Malgré un important faisceau d’indices graves et concordants, le gouvernement français le réexpédie à Alger au lieu de le remettre à la justice. Depuis, ce petit voyou mène une vie de pacha en Algérie. Tout se passe comme si le pouvoir algérien était assuré de la complicité de l’État français et de sa complaisance pour oser commettre un crime barbare au cœur de Paris.
ALI Mecili savait qu’il allait être assassiné
Ali Mecili faisait partie des rares personnes qui s’opposaient haut et fort contre l’État policier algérien à cette époque. Se sachant menacé, il a écrit ces lignes : « J’aurais pu mourir hier sous les balles des soldats de la colonisation, je meurs aujourd’hui sous des balles algériennes dans un pays que l’ironie de l’histoire a voulu que je connaisse après l’avoir combattu les armes à la main. Je meurs sous des balles algériennes pour avoir aimé l’Algérie. » Repose en paix camarade, ton combat a montré la voie à des millions d’Algériennes et Algériens.
Présentation par les éditions La Découverte du livre de Hocine Aït Ahmed
L’affaire Mécili

Le 7 avril 1987, Ali Mécili, avocat au barreau de Paris, figure marquante de l’opposition démocratique au régime d’Alger, était assassiné devant son domicile parisien. Deux mois plus tard, la police française arrêtait le tueur, un petit truand algérien aux ordres de la Sécurité militaire, les services secrets de l’armée algérienne. Mais au lieu d’être remis à la justice, il était… réexpédié à Alger. Et, depuis vingt ans, ce crime qui déshonore la Ve République est resté impuni. D’où l’importance de ce livre, publié pour la première fois en 1989, pour comprendre la vraie nature du régime algérien et les réseaux secrets de la » Françalgérie « .
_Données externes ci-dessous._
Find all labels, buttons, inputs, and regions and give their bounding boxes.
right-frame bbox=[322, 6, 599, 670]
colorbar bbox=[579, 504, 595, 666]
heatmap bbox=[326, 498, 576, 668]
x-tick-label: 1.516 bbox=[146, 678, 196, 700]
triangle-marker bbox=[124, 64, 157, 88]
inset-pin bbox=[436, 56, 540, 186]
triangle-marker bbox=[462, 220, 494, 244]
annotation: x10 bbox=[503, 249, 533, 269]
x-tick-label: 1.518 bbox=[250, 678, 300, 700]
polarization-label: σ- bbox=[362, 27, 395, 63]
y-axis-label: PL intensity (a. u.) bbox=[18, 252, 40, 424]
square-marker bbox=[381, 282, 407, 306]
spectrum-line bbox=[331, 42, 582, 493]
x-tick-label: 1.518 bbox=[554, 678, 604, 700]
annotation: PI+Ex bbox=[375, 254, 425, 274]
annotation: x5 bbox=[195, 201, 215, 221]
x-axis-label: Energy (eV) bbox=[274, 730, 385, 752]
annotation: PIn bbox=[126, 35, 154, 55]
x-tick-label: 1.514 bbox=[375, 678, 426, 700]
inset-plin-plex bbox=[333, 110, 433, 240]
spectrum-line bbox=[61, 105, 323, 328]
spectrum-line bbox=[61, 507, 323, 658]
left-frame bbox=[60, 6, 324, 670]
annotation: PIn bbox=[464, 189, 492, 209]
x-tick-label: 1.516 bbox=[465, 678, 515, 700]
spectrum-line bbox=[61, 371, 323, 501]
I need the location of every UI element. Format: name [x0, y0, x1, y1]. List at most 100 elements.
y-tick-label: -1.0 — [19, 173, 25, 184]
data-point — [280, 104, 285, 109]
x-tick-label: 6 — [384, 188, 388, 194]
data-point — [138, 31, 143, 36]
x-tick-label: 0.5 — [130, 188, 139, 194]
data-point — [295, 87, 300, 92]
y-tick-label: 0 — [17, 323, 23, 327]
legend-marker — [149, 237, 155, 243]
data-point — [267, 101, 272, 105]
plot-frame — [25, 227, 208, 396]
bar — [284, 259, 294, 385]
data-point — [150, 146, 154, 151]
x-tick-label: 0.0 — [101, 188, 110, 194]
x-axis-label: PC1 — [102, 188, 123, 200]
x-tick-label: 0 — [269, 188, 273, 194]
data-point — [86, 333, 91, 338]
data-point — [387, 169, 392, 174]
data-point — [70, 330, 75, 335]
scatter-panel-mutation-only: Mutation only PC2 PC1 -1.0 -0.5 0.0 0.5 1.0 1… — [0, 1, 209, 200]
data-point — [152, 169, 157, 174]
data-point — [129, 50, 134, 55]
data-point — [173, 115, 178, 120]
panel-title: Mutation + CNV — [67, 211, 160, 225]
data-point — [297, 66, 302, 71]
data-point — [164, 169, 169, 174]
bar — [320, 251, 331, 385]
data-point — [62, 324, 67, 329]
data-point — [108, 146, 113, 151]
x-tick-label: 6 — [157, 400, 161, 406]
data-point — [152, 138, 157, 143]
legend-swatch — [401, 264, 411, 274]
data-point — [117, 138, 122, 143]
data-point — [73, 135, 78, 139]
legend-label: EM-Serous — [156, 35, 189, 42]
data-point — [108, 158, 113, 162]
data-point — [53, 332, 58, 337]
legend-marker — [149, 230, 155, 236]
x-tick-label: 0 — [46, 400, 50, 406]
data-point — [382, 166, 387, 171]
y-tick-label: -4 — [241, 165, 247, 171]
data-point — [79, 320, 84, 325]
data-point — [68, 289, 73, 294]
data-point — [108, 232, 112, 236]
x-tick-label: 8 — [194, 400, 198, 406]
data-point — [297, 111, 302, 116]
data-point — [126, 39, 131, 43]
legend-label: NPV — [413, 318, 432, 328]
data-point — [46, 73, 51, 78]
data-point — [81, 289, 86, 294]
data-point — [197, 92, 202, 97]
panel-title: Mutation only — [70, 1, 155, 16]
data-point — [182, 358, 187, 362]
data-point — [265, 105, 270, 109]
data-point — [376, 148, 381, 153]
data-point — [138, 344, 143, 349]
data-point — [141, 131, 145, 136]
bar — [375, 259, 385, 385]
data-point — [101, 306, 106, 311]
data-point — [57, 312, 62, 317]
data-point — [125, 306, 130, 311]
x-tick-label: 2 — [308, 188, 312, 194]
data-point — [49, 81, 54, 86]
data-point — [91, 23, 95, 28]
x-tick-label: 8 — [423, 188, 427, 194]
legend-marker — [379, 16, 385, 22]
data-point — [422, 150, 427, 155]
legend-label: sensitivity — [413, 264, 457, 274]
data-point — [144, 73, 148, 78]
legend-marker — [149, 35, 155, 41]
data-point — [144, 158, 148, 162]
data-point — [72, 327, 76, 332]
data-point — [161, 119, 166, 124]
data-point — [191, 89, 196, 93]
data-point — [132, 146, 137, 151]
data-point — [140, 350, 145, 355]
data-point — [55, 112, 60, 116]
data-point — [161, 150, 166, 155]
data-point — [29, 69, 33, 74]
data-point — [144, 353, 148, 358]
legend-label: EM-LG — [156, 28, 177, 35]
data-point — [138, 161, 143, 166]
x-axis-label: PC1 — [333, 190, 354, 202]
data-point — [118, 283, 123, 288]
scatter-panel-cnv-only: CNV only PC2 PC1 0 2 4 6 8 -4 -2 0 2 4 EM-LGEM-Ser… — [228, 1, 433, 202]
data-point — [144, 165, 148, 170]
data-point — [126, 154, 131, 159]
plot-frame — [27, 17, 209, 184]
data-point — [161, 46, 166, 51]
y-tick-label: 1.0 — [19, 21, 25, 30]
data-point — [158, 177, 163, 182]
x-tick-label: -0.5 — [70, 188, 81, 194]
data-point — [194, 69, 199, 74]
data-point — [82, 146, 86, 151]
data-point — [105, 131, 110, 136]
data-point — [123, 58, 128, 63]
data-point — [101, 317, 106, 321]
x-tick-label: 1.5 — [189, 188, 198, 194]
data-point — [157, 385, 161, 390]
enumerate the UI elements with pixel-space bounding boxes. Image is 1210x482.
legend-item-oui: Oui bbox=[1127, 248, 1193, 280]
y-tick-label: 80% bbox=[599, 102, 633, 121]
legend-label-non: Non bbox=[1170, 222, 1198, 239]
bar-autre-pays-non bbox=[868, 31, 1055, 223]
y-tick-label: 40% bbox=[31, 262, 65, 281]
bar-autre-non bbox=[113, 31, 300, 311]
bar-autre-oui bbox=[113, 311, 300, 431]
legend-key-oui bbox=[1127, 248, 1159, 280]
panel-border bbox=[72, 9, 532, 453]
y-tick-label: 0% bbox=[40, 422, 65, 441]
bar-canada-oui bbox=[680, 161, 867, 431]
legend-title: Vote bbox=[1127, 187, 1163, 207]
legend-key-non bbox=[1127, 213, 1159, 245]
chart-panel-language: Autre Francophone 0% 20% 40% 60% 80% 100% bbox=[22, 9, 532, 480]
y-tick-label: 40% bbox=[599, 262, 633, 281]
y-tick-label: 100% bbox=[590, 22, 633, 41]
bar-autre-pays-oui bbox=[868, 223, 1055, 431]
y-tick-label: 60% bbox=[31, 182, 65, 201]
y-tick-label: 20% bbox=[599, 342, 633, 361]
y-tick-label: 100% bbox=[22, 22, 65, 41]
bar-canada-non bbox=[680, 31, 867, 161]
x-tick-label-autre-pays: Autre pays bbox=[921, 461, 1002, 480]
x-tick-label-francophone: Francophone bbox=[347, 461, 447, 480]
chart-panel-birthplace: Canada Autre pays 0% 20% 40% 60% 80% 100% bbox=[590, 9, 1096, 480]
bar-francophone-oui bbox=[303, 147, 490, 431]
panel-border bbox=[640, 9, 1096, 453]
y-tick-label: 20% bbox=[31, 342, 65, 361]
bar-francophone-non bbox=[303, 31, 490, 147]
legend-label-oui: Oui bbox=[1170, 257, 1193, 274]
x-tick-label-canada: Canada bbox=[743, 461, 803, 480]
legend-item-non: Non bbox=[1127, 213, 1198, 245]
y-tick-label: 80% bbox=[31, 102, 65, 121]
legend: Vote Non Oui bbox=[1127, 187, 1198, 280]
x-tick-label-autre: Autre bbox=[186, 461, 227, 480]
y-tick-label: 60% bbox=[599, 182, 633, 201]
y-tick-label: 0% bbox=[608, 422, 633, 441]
Grande figure de la lutte d’indépendance algérienne et opposant historique au régime militaire qui contrôle l’Algérie, Hocine Aït-Ahmed y retrace en détail les circonstances du meurtre de son ami de toujours, ainsi que l’attitude scandaleuse de la police et de la justice françaises. Mais aussi, à travers l’évocation du parcours exemplaire d’Ali Mécili, la lutte d’opposants courageux contre un » pouvoir de l’ombre » qui a confisqué dès 1962 la lutte de libération du peuple algérien. Et, dans une postface inédite, il évoque le » bain de sang » dans lequel ce pouvoir a plongé son pays à partir de 1992, et l’incroyable omerta qui continue depuis à recouvrir, en France comme ailleurs, les crimes contre l’humanité d’une junte de généraux corrompus.